Lone, however, ruled out that he would not take any action against any of seven lawmakers unless the high court decides the petition. “Till then, we have no option but to maintain a status quo,” he said. “I do not want the court decision getting influenced.” In April, BJP lawmakers ended up voting for the ruling coalition while electing the members of the state legislative council. Of the 11 votes in its kitty, BJPs official candidate got only four votes as the party’s four votes were bagged by NC and three by Congress. It created a hue and cry forcing BJP to hold a probe and finally suggest action against seven lawmakers in a letter to the J&K assembly Speaker.

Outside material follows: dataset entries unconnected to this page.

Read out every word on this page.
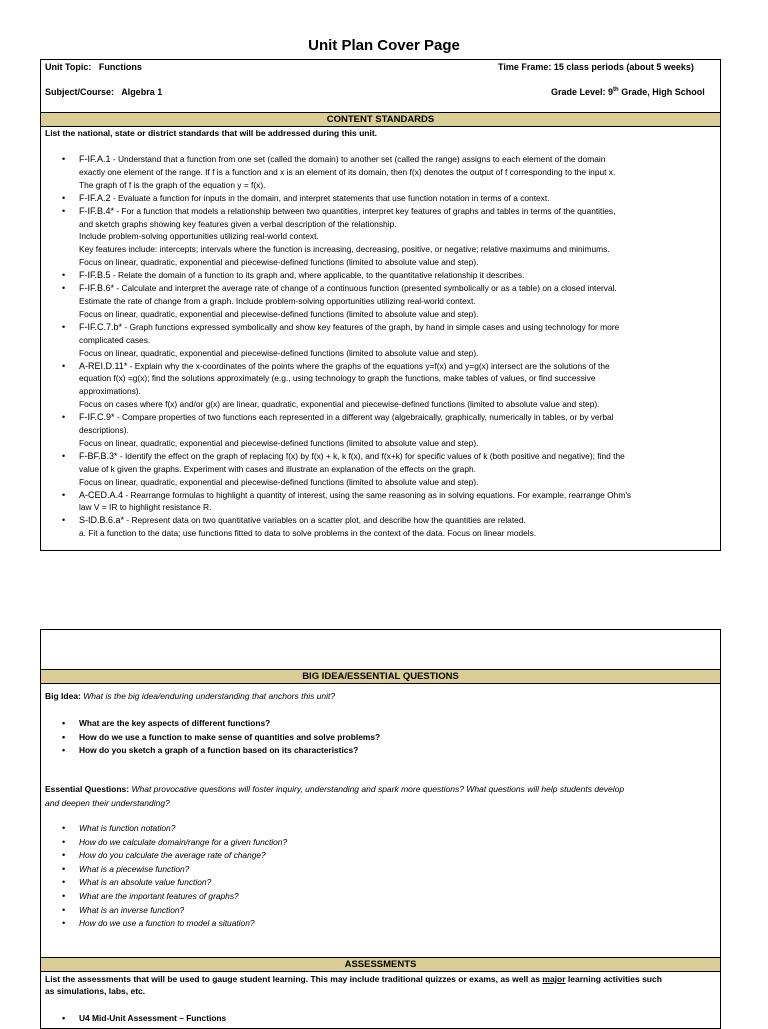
Unit Plan Cover Page
Unit Topic: Functions	Time Frame: 15 class periods (about 5 weeks)
Subject/Course: Algebra 1	Grade Level: 9th Grade, High School
CONTENT STANDARDS
List the national, state or district standards that will be addressed during this unit.
• F-IF.A.1 - Understand that a function from one set (called the domain) to another set (called the range) assigns to each element of the domain
exactly one element of the range. If f is a function and x is an element of its domain, then f(x) denotes the output of f corresponding to the input x.
The graph of f is the graph of the equation y = f(x).
• F-IF.A.2 - Evaluate a function for inputs in the domain, and interpret statements that use function notation in terms of a context.
• F-IF.B.4* - For a function that models a relationship between two quantities, interpret key features of graphs and tables in terms of the quantities,
and sketch graphs showing key features given a verbal description of the relationship.
Include problem-solving opportunities utilizing real-world context.
Key features include: intercepts; intervals where the function is increasing, decreasing, positive, or negative; relative maximums and minimums.
Focus on linear, quadratic, exponential and piecewise-defined functions (limited to absolute value and step).
• F-IF.B.5 - Relate the domain of a function to its graph and, where applicable, to the quantitative relationship it describes.
• F-IF.B.6* - Calculate and interpret the average rate of change of a continuous function (presented symbolically or as a table) on a closed interval.
Estimate the rate of change from a graph. Include problem-solving opportunities utilizing real-world context.
Focus on linear, quadratic, exponential and piecewise-defined functions (limited to absolute value and step).
• F-IF.C.7.b* - Graph functions expressed symbolically and show key features of the graph, by hand in simple cases and using technology for more
complicated cases.
Focus on linear, quadratic, exponential and piecewise-defined functions (limited to absolute value and step).
• A-REI.D.11* - Explain why the x-coordinates of the points where the graphs of the equations y=f(x) and y=g(x) intersect are the solutions of the
equation f(x) =g(x); find the solutions approximately (e.g., using technology to graph the functions, make tables of values, or find successive
approximations).
Focus on cases where f(x) and/or g(x) are linear, quadratic, exponential and piecewise-defined functions (limited to absolute value and step).
• F-IF.C.9* - Compare properties of two functions each represented in a different way (algebraically, graphically, numerically in tables, or by verbal
descriptions).
Focus on linear, quadratic, exponential and piecewise-defined functions (limited to absolute value and step).
• F-BF.B.3* - Identify the effect on the graph of replacing f(x) by f(x) + k, k f(x), and f(x+k) for specific values of k (both positive and negative); find the
value of k given the graphs. Experiment with cases and illustrate an explanation of the effects on the graph.
Focus on linear, quadratic, exponential and piecewise-defined functions (limited to absolute value and step).
• A-CED.A.4 - Rearrange formulas to highlight a quantity of interest, using the same reasoning as in solving equations. For example, rearrange Ohm's
law V = IR to highlight resistance R.
• S-ID.B.6.a* - Represent data on two quantitative variables on a scatter plot, and describe how the quantities are related.
a. Fit a function to the data; use functions fitted to data to solve problems in the context of the data. Focus on linear models.
BIG IDEA/ESSENTIAL QUESTIONS
Big Idea: What is the big idea/enduring understanding that anchors this unit?
• What are the key aspects of different functions?
• How do we use a function to make sense of quantities and solve problems?
• How do you sketch a graph of a function based on its characteristics?
Essential Questions: What provocative questions will foster inquiry, understanding and spark more questions? What questions will help students develop
and deepen their understanding?
• What is function notation?
• How do we calculate domain/range for a given function?
• How do you calculate the average rate of change?
• What is a piecewise function?
• What is an absolute value function?
• What are the important features of graphs?
• What is an inverse function?
• How do we use a function to model a situation?
ASSESSMENTS
List the assessments that will be used to gauge student learning. This may include traditional quizzes or exams, as well as major learning activities such
as simulations, labs, etc.
• U4 Mid-Unit Assessment – Functions
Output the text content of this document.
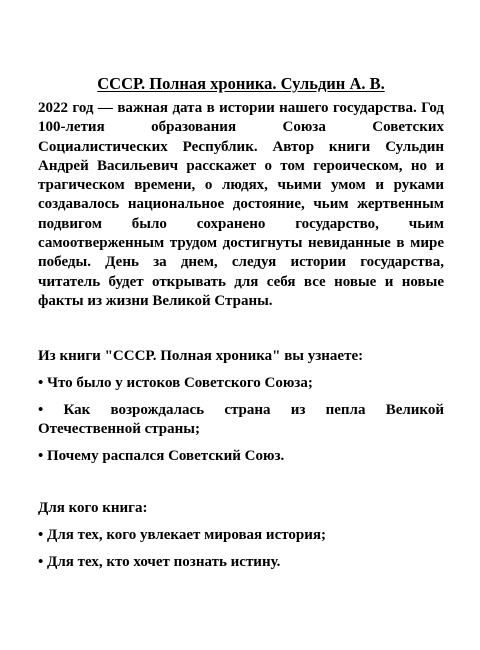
СССР. Полная хроника. Сульдин А. В.

2022 год — важная дата в истории нашего государства. Год 100-летия образования Союза Советских Социалистических Республик. Автор книги Сульдин Андрей Васильевич расскажет о том героическом, но и трагическом времени, о людях, чьими умом и руками создавалось национальное достояние, чьим жертвенным подвигом было сохранено государство, чьим самоотверженным трудом достигнуты невиданные в мире победы. День за днем, следуя истории государства, читатель будет открывать для себя все новые и новые факты из жизни Великой Страны.

Из книги "СССР. Полная хроника" вы узнаете:

• Что было у истоков Советского Союза;

• Как возрождалась страна из пепла Великой Отечественной страны;

• Почему распался Советский Союз.

Для кого книга:

• Для тех, кого увлекает мировая история;

• Для тех, кто хочет познать истину.
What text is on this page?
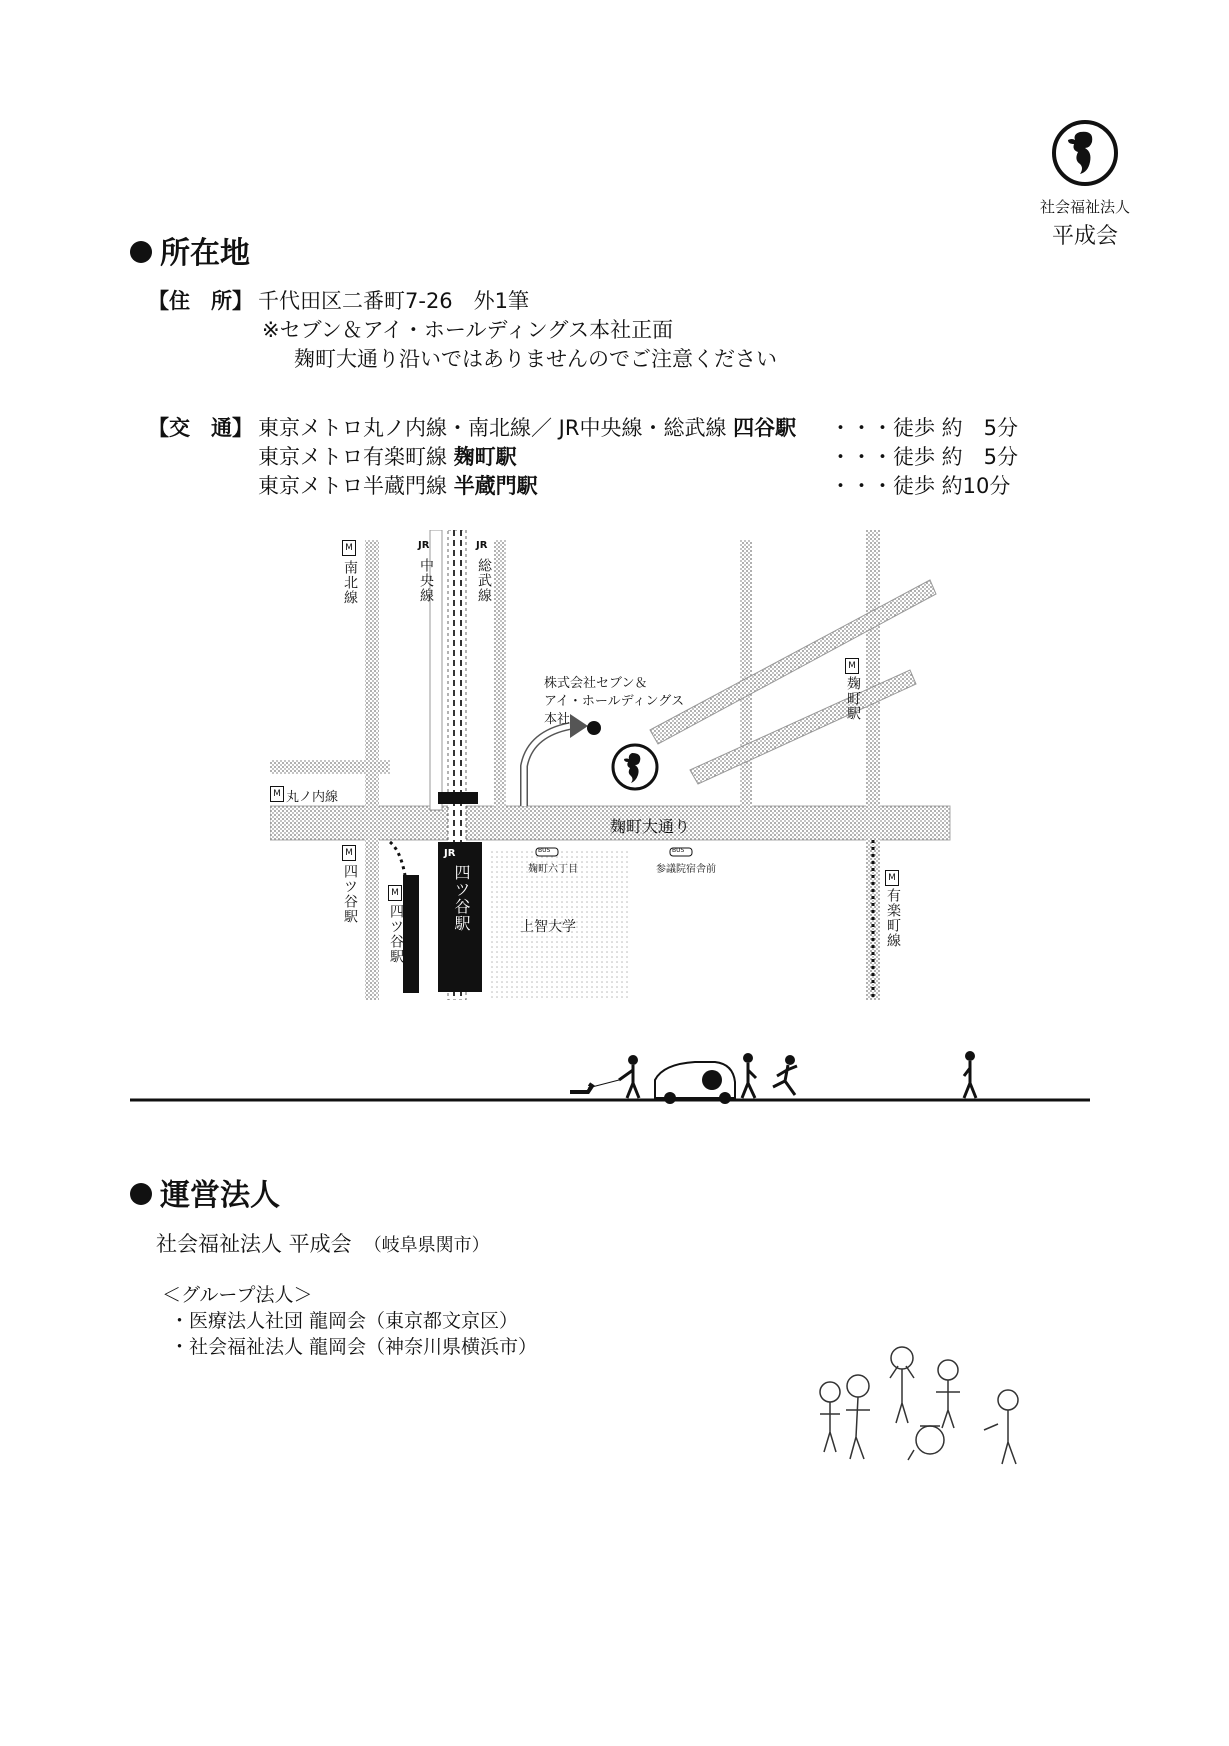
社会福祉法人
平成会
所在地
【住　所】 千代田区二番町7-26　外1筆
※セブン＆アイ・ホールディングス本社正面
麹町大通り沿いではありませんのでご注意ください
【交　通】 東京メトロ丸ノ内線・南北線／ JR中央線・総武線 四谷駅 ・・・徒歩 約　5分
東京メトロ有楽町線 麹町駅	・・・徒歩 約　5分
東京メトロ半蔵門線 半蔵門駅	・・・徒歩 約10分
M
M
M
M
M
M
JR	JR
JR	BUS	BUS
南北線	中央線	総武線
四ツ谷駅
四ツ谷駅
四ツ谷駅
麹町駅
有楽町線
丸ノ内線
株式会社セブン＆
アイ・ホールディングス
本社
麹町大通り
麹町六丁目	参議院宿舎前
上智大学
運営法人
社会福祉法人 平成会　 （岐阜県関市）
＜グループ法人＞
・医療法人社団 龍岡会（東京都文京区）
・社会福祉法人 龍岡会（神奈川県横浜市）
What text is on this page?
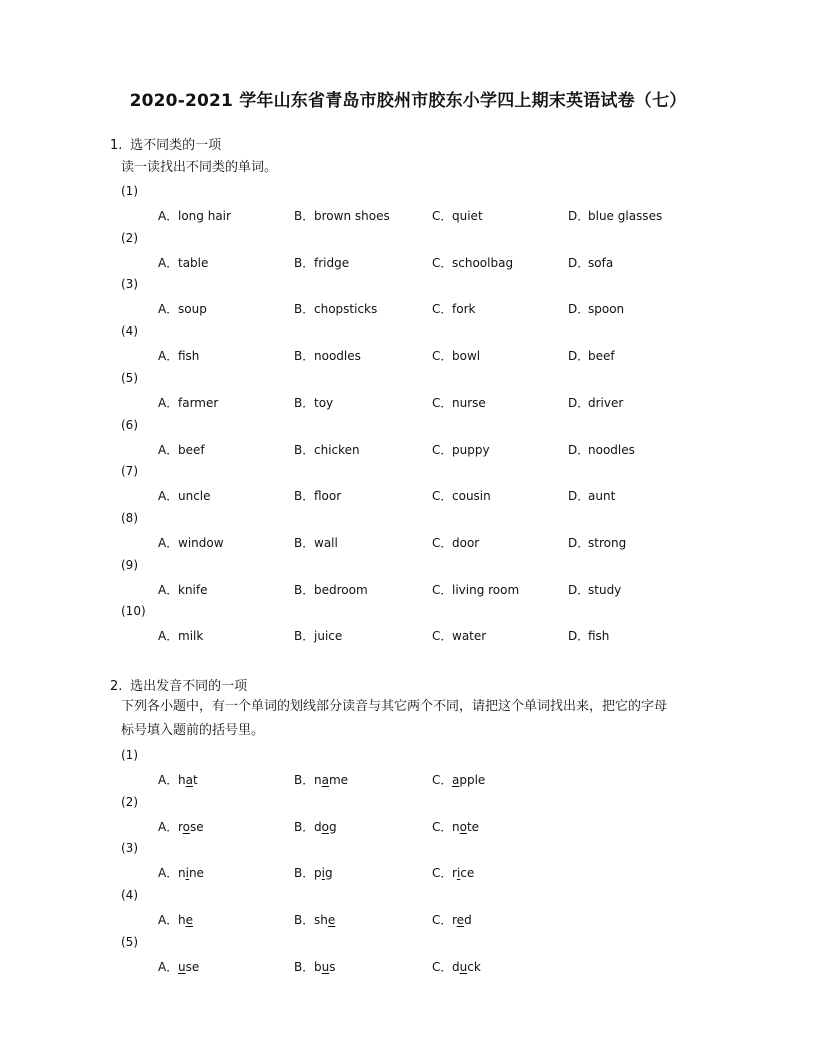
2020-2021 学年山东省青岛市胶州市胶东小学四上期末英语试卷（七）
1. 选不同类的一项
读一读找出不同类的单词。
(1)
A．long hair	B．brown shoes	C．quiet	D．blue glasses
(2)
A．table	B．fridge	C．schoolbag	D．sofa
(3)
A．soup	B．chopsticks	C．fork	D．spoon
(4)
A．fish	B．noodles	C．bowl	D．beef
(5)
A．farmer	B．toy	C．nurse	D．driver
(6)
A．beef	B．chicken	C．puppy	D．noodles
(7)
A．uncle	B．floor	C．cousin	D．aunt
(8)
A．window	B．wall	C．door	D．strong
(9)
A．knife	B．bedroom	C．living room	D．study
(10)
A．milk	B．juice	C．water	D．fish
2. 选出发音不同的一项
下列各小题中，有一个单词的划线部分读音与其它两个不同，请把这个单词找出来，把它的字母
标号填入题前的括号里。
(1)
A．hat	B．name	C．apple
(2)
A．rose	B．dog	C．note
(3)
A．nine	B．pig	C．rice
(4)
A．he	B．she	C．red
(5)
A．use	B．bus	C．duck
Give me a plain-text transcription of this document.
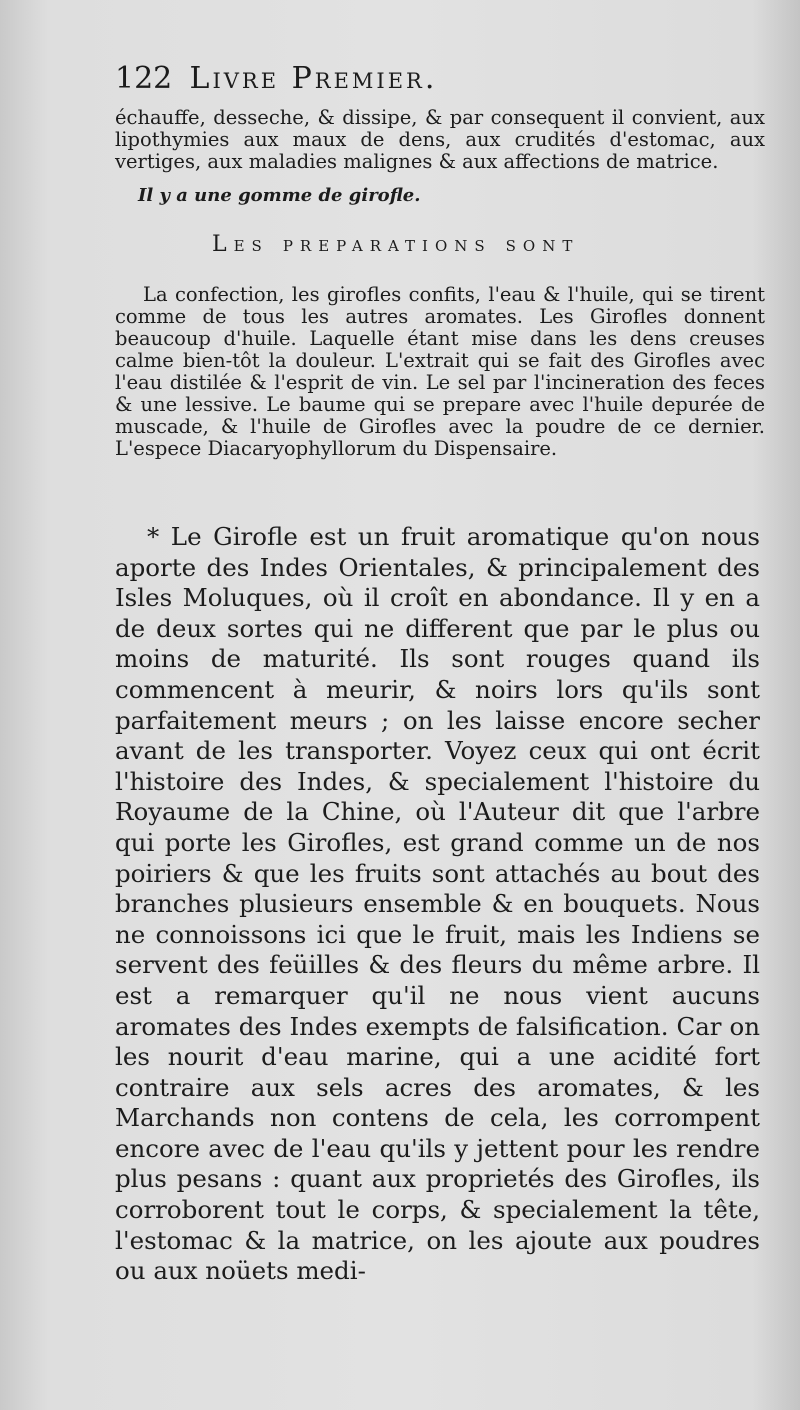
122 Livre Premier.

échauffe, desseche, & dissipe, & par consequent il convient, aux lipothymies aux maux de dens, aux crudités d'estomac, aux vertiges, aux maladies malignes & aux affections de matrice.

Il y a une gomme de girofle.
Les preparations sont

La confection, les girofles confits, l'eau & l'huile, qui se tirent comme de tous les autres aromates. Les Girofles donnent beaucoup d'huile. Laquelle étant mise dans les dens creuses calme bien-tôt la douleur. L'extrait qui se fait des Girofles avec l'eau distilée & l'esprit de vin. Le sel par l'incineration des feces & une lessive. Le baume qui se prepare avec l'huile depurée de muscade, & l'huile de Girofles avec la poudre de ce dernier. L'espece Diacaryophyllorum du Dispensaire.

* Le Girofle est un fruit aromatique qu'on nous aporte des Indes Orientales, & principalement des Isles Moluques, où il croît en abondance. Il y en a de deux sortes qui ne different que par le plus ou moins de maturité. Ils sont rouges quand ils commencent à meurir, & noirs lors qu'ils sont parfaitement meurs ; on les laisse encore secher avant de les transporter. Voyez ceux qui ont écrit l'histoire des Indes, & specialement l'histoire du Royaume de la Chine, où l'Auteur dit que l'arbre qui porte les Girofles, est grand comme un de nos poiriers & que les fruits sont attachés au bout des branches plusieurs ensemble & en bouquets. Nous ne connoissons ici que le fruit, mais les Indiens se servent des feüilles & des fleurs du même arbre. Il est a remarquer qu'il ne nous vient aucuns aromates des Indes exempts de falsification. Car on les nourit d'eau marine, qui a une acidité fort contraire aux sels acres des aromates, & les Marchands non contens de cela, les corrompent encore avec de l'eau qu'ils y jettent pour les rendre plus pesans : quant aux proprietés des Girofles, ils corroborent tout le corps, & specialement la tête, l'estomac & la matrice, on les ajoute aux poudres ou aux noüets medi-
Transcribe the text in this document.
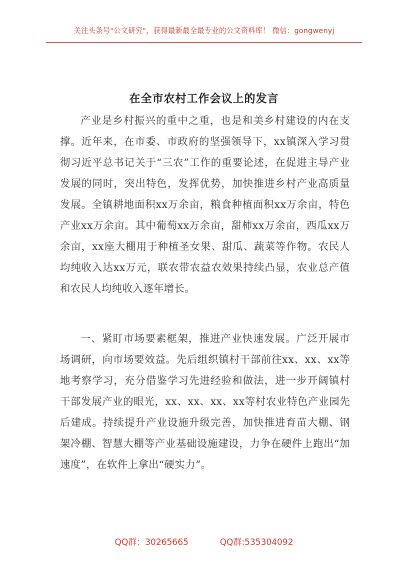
关注头条号"公文研究"，获得最新最全最专业的公文资料库！ 微信：gongwenyj
在全市农村工作会议上的发言

产业是乡村振兴的重中之重，也是和美乡村建设的内在支撑。近年来，在市委、市政府的坚强领导下，xx镇深入学习贯彻习近平总书记关于“三农”工作的重要论述，在促进主导产业发展的同时，突出特色，发挥优势，加快推进乡村产业高质量发展。全镇耕地面积xx万余亩，粮食种植面积xx万余亩，特色产业xx万余亩。其中葡萄xx万余亩，甜柿xx万余亩，西瓜xx万余亩，xx座大棚用于种植圣女果、甜瓜、蔬菜等作物。农民人均纯收入达xx万元，联农带农益农效果持续凸显，农业总产值和农民人均纯收入逐年增长。

一、紧盯市场要素框架，推进产业快速发展。广泛开展市场调研，向市场要效益。先后组织镇村干部前往xx、xx、xx等地考察学习，充分借鉴学习先进经验和做法，进一步开阔镇村干部发展产业的眼光，xx、xx、xx、xx等村农业特色产业园先后建成。持续提升产业设施升级完善，加快推进育苗大棚、钢架冷棚、智慧大棚等产业基础设施建设，力争在硬件上跑出“加速度”，在软件上拿出“硬实力”。

QQ群：30265665	QQ群:535304092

After the names were out, the Congress members created a ruckus saying that if the members have lost the confidence of the party that had given them the mandate to represent the people, they cannot be members of the house. “They should seek a fresh mandate,” a lawmaker said. After Speaker Lone insisted that he would not change his mind, they flocked out in protest. There were some suggestions from other parties. PDP, for instance, sought appointment of a commission. Panthers Party members sought suspension of the two members of the upper house – one each from NC and Congress, who were elected with the BJP support. In the din, however, the voices saying that coalition that engineered the move is also equally culpable in the cross voting case.
Congress is playing intelligently. If it manages the seven BJP men expelled from assembly, a re-election will fetch them all these seats. That will make Congress the largest political party of the state.
But the interesting aspect is that the naming of BJP lawmakers coincided with the passage of a bill that intends to amend the J&K Representation of the peoples act that would do away with the secrecy in voting for electing the legislative council members by the lawmakers. “Recently a trend has been observed that party whip is not adhered to by the members of political parties,” the statement of objects and reasons of the amendment said. “Such a practice brings disrepute to the whole system of electoral process and the parliamentary institutions of governance.”